Chicago police were taken by surprise on the night the seventh game of the 2013 Stanley Cup final was to be played when a crowd estimated at nearly 3,000 spilled out on to the streets of Wrigleyville.

With fewer police patrolling the area on what was thought to be a quiet night, officials from Town Hall station on Addison Street recruited bartenders, waitresses and bouncers from local bars, who weren’t doing anything anyway since patrons vacated their establishments, to help control the crowd.

“The Hawks aren’t playing tonight?” Brandy Smith of Patterson Avenue, a recent graduate of the University of Wisconsin-Whitewater, asked a WGN television reporter. “I became a Blackhawks fan around Mother’s Day and thought the hockey season ended in, like, October.”

“I haven’t left this bar since Monday afternoon,” said Jake Cousins, who shares an apartment with six people. “It doesn’t matter to me that there’s no game.
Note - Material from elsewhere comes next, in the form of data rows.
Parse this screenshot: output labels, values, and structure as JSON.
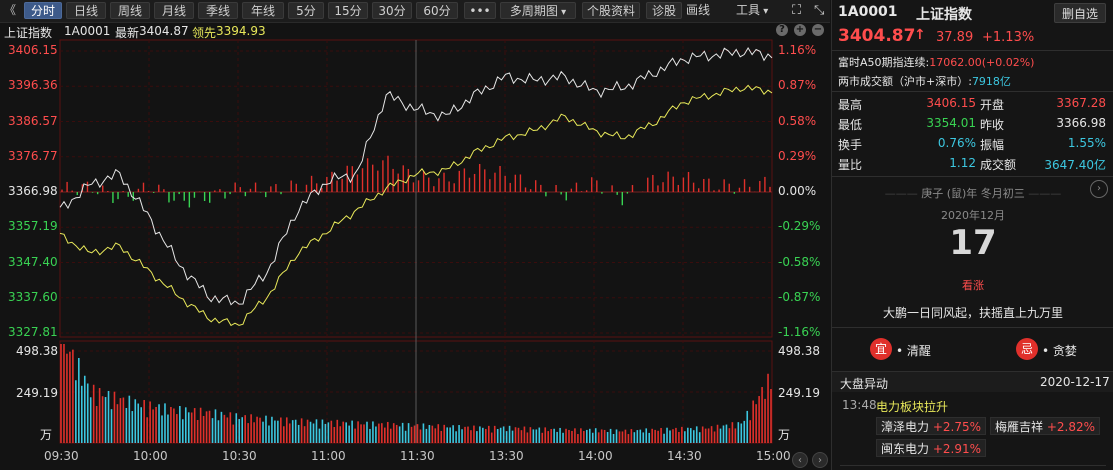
{
  "toolbar": {
    "back_glyph": "《",
    "buttons": [
      "分时",
      "日线",
      "周线",
      "月线",
      "季线",
      "年线",
      "5分",
      "15分",
      "30分",
      "60分",
      "•••",
      "多周期图",
      "个股资料",
      "诊股",
      "画线",
      "工具"
    ],
    "active": "分时",
    "multi_period_arrow": "▾",
    "tools_arrow": "▾",
    "fullscreen_icon": "fullscreen-icon",
    "collapse_icon": "collapse-icon"
  },
  "chart_header": {
    "index_name": "上证指数",
    "code": "1A0001",
    "latest_label": "最新",
    "latest_value": "3404.87",
    "leading_label": "领先",
    "leading_value": "3394.93",
    "help_icon": "?",
    "zoom_in_icon": "+",
    "zoom_out_icon": "−"
  },
  "price_axis_left": [
    "3406.15",
    "3396.36",
    "3386.57",
    "3376.77",
    "3366.98",
    "3357.19",
    "3347.40",
    "3337.60",
    "3327.81"
  ],
  "price_axis_right": [
    "1.16%",
    "0.87%",
    "0.58%",
    "0.29%",
    "0.00%",
    "-0.29%",
    "-0.58%",
    "-0.87%",
    "-1.16%"
  ],
  "volume_axis_left": [
    "498.38",
    "249.19",
    "万"
  ],
  "volume_axis_right": [
    "498.38",
    "249.19",
    "万"
  ],
  "time_axis": [
    "09:30",
    "10:00",
    "10:30",
    "11:00",
    "11:30",
    "13:30",
    "14:00",
    "14:30",
    "15:00"
  ],
  "colors": {
    "up": "#ff4d4d",
    "down": "#39d353",
    "price_line": "#e6e6e6",
    "lead_line": "#e8e85a",
    "volume_up": "#e0302b",
    "volume_down": "#3cc7e0",
    "grid": "#2b0a0a"
  },
  "chart_data": {
    "type": "line",
    "series": [],
    "price_range": [
      3327.81,
      3406.15
    ],
    "base_price": 3366.98,
    "time": [
      "09:30",
      "09:40",
      "09:50",
      "10:00",
      "10:10",
      "10:20",
      "10:30",
      "10:40",
      "10:50",
      "11:00",
      "11:10",
      "11:20",
      "11:30",
      "13:10",
      "13:20",
      "13:30",
      "13:40",
      "13:50",
      "14:00",
      "14:10",
      "14:20",
      "14:30",
      "14:40",
      "14:50",
      "15:00"
    ],
    "price": [
      3362,
      3369,
      3372,
      3360,
      3347,
      3338,
      3336,
      3345,
      3362,
      3370,
      3372,
      3394,
      3390,
      3388,
      3394,
      3399,
      3398,
      3399,
      3395,
      3396,
      3400,
      3404,
      3405,
      3406,
      3404.87
    ],
    "leading": [
      3355,
      3350,
      3352,
      3345,
      3338,
      3332,
      3330,
      3338,
      3350,
      3356,
      3362,
      3368,
      3372,
      3373,
      3378,
      3382,
      3384,
      3388,
      3384,
      3382,
      3386,
      3392,
      3394,
      3396,
      3394.93
    ],
    "volume_max": 498.38,
    "volume": [
      498,
      240,
      200,
      170,
      150,
      140,
      120,
      110,
      100,
      95,
      90,
      85,
      80,
      75,
      70,
      70,
      65,
      60,
      60,
      55,
      60,
      65,
      70,
      90,
      300
    ],
    "indicator_range": [
      -0.29,
      0.29
    ],
    "indicator": [
      0.02,
      0.04,
      -0.06,
      0.05,
      -0.08,
      -0.04,
      0.03,
      0.01,
      0.05,
      0.1,
      0.2,
      0.25,
      0.12,
      0.1,
      0.18,
      0.15,
      0.05,
      -0.02,
      0.08,
      -0.05,
      0.1,
      0.12,
      0.06,
      0.04,
      0.08
    ]
  },
  "right_panel": {
    "code": "1A0001",
    "name": "上证指数",
    "delete_button": "删自选",
    "price": "3404.87",
    "arrow": "↑",
    "change": "37.89",
    "change_pct": "+1.13%",
    "a50_label": "富时A50期指连续:",
    "a50_value": "17062.00(+0.02%)",
    "market_turnover_label": "两市成交额（沪市+深市）:",
    "market_turnover_value": "7918亿",
    "stats": [
      {
        "l1": "最高",
        "v1": "3406.15",
        "c1": "red",
        "l2": "开盘",
        "v2": "3367.28",
        "c2": "red"
      },
      {
        "l1": "最低",
        "v1": "3354.01",
        "c1": "green",
        "l2": "昨收",
        "v2": "3366.98",
        "c2": "white"
      },
      {
        "l1": "换手",
        "v1": "0.76%",
        "c1": "cyan",
        "l2": "振幅",
        "v2": "1.55%",
        "c2": "cyan"
      },
      {
        "l1": "量比",
        "v1": "1.12",
        "c1": "cyan",
        "l2": "成交额",
        "v2": "3647.40亿",
        "c2": "cyan"
      }
    ],
    "lunar": "庚子 (鼠)年 冬月初三",
    "calendar_month": "2020年12月",
    "calendar_day": "17",
    "calendar_note": "看涨",
    "motto": "大鹏一日同风起，扶摇直上九万里",
    "yi_badge": "宜",
    "yi_text": "• 清醒",
    "ji_badge": "忌",
    "ji_text": "• 贪婪",
    "movement_title": "大盘异动",
    "movement_date": "2020-12-17",
    "movement_time": "13:48",
    "movement_event": "电力板块拉升",
    "stocks": [
      {
        "name": "漳泽电力",
        "pct": "+2.75%"
      },
      {
        "name": "梅雁吉祥",
        "pct": "+2.82%"
      },
      {
        "name": "闽东电力",
        "pct": "+2.91%"
      }
    ],
    "circle_icon": "info-circle-icon",
    "scroll_icon": "scroll-icon"
  }
}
Tonight is my turn to sleep in the bathtub.”

Gale A. Bach of Odebolt, Iowa was sitting in a lawn chair in front of Wrigley Field when police told him to leave the premises.

“I don’t know a damn thing about hockey and I don’t give a rat’s petunia,” Bach said. “I’m in line to make sure I get a ticket for a Cub game in September against the Marlins.”